Harvard Law School Professor Laurence Tribe today submitted a friend of the court brief urging the Massachusetts Supreme Judicial Court to reject calls for a civil union law. The brief argues that the court’s language in its recent decision in Goodridge v. Department of Public Health was unambiguous in its conclusion that state law could no longer prohibit gay marriages. Additionally, the brief contends that an advisory opinion allowing that prohibition to remain in effect but allowing “civil unions” instead would harm the court’s credibility and hurt its ability to preserve the rule of law. Ninety of the nation’s most distinguished constitutional scholars and legal historians signed the brief.

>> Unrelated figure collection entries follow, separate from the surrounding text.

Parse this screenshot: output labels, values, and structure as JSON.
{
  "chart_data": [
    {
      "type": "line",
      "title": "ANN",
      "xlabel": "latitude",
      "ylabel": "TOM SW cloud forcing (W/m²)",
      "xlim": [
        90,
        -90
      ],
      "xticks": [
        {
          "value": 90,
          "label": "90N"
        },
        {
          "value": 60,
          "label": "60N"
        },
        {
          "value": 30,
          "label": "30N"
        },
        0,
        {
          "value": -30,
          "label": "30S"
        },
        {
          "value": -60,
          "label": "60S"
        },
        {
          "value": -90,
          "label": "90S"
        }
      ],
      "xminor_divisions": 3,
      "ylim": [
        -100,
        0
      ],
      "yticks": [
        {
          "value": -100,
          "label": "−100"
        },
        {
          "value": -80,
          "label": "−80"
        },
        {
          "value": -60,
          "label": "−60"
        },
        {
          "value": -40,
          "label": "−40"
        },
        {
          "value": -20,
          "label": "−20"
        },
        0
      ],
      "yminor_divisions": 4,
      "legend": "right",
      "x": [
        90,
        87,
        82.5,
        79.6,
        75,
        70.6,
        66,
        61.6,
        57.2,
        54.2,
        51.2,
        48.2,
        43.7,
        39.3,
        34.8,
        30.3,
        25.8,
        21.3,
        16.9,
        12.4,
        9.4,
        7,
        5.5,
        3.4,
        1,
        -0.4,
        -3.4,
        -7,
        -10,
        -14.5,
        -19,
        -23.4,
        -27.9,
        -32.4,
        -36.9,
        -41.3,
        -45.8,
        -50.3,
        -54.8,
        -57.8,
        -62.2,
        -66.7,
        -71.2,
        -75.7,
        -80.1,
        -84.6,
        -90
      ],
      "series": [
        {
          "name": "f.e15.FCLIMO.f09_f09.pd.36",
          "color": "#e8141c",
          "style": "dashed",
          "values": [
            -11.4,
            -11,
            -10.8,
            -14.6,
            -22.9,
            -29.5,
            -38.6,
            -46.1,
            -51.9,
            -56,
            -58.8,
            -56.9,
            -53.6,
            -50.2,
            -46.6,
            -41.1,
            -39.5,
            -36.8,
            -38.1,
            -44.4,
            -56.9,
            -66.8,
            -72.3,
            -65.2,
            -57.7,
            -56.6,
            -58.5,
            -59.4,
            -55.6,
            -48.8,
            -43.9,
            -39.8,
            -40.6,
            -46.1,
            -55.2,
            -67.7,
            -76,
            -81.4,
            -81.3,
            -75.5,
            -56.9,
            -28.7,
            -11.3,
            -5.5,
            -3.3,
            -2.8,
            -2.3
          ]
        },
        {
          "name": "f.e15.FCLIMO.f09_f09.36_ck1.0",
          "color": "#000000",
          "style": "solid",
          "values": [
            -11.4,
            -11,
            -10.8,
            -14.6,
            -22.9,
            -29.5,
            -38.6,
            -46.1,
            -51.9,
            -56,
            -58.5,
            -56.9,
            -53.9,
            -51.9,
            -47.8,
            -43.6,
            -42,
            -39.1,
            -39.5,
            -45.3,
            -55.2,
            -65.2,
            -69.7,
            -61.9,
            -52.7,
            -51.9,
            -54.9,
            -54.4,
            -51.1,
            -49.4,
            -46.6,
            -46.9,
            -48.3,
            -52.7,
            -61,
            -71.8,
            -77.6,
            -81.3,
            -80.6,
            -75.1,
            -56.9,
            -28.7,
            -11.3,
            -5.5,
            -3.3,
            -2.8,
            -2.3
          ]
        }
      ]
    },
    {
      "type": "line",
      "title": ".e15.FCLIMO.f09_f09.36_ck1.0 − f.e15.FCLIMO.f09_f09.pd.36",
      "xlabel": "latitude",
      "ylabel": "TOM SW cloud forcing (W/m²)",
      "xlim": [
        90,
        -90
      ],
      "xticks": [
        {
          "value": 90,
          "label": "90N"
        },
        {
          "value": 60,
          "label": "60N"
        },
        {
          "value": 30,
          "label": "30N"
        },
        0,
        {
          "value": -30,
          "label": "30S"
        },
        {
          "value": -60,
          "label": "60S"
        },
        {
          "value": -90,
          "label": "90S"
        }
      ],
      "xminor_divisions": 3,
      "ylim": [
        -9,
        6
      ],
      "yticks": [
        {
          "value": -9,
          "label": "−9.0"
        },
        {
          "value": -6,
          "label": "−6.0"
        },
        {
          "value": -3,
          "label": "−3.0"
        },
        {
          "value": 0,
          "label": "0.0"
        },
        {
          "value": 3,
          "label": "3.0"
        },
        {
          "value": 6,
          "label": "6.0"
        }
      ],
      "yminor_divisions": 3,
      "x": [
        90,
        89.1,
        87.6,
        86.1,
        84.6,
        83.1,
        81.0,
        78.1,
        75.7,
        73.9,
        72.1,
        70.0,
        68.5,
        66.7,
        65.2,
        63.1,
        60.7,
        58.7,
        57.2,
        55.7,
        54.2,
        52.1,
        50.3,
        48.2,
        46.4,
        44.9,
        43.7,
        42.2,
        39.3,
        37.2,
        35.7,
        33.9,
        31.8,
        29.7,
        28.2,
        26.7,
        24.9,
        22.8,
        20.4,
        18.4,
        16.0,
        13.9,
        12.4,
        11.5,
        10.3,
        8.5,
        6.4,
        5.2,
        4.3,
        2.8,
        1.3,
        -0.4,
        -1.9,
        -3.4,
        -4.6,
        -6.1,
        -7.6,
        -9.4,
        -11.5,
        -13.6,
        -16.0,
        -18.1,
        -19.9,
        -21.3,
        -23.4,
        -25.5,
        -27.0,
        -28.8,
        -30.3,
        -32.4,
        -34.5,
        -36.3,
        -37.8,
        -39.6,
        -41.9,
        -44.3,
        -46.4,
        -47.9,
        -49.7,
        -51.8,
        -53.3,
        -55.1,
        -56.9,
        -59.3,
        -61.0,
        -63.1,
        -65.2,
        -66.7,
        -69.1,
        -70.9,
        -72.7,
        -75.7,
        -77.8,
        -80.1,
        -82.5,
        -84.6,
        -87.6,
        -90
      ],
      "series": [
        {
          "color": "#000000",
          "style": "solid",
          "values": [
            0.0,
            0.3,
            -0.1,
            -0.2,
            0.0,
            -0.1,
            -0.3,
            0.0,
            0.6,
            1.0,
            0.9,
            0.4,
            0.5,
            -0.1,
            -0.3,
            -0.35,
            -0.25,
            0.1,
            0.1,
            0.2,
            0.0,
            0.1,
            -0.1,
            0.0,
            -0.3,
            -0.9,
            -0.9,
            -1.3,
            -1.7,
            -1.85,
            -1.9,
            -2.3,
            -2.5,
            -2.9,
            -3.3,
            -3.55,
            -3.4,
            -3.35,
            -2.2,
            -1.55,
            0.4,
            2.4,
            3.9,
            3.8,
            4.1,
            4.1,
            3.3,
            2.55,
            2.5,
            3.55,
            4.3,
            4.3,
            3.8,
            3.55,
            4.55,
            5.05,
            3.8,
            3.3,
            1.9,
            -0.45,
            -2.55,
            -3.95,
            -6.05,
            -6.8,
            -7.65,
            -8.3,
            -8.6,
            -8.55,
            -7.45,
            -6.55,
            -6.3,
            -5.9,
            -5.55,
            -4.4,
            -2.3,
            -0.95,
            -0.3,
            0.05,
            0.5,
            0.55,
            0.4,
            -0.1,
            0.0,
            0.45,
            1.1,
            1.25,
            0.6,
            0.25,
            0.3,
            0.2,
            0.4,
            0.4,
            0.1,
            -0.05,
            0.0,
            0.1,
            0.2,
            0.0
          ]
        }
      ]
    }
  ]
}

Reached at his home in Cambridge, Professor Tribe, author of the leading modern treatise on the U.S. Constitution and principal author of the amicus brief, said, “I hope and trust that the SJC will sit up and listen when it sees that ninety of the most widely respected constitutional experts and historians in the nation, spanning the ideological spectrum, have joined in a detailed explanation of why any equivocation by the Justices of the SJC in response to the state senate’s request for an advisory opinion about civil union legislation not only would hurt the gay men and lesbians who are counting on the SJC to stick by what it said in November about same-sex marriage but also would hurt the court itself, by undermining its hard-earned reputation for candor and integrity.”

The brief was filed at the invitation of the court, which has been asked by the Massachusetts state senate to issue an advisory opinion on a potential bill that would bar gay marriage but provide for similar legal protections in a civil union. Massachusetts is one of 10 states that allow the highest court to offer advisory opinions when asked by the legislature or governor.

“At least to the extent that the Senate’s question is understood, or treated, as an implicit invitation to repudiate that recent precedent [in Goodridge] … this would be the rare case in which the Justices’ two constitutional roles [deciding cases and offering advisory opinions] inextricably intertwine in a way that raises serious concerns about the integrity and independence of the adjudicatory and advisory functions of the SJC and its members,” Tribe wrote in the brief.

In addition to Tribe, the brief was co-signed by 18 Harvard Law School Professors including William Alford, Elizabeth Bartholet, Alan M. Dershowitz, Richard Fallon, Gerald Frug, Morton J. Horwitz, David Kennedy, Randall Kennedy, , Martha L. Minow, Frank I. Michelman, Robert H. Mnookin, Charles J. Ogletree Jr, Joseph Singer, Carol S. Steiker, Henry J. Steiner, Paul Weiler, David Westfall, and David B. Wilkins.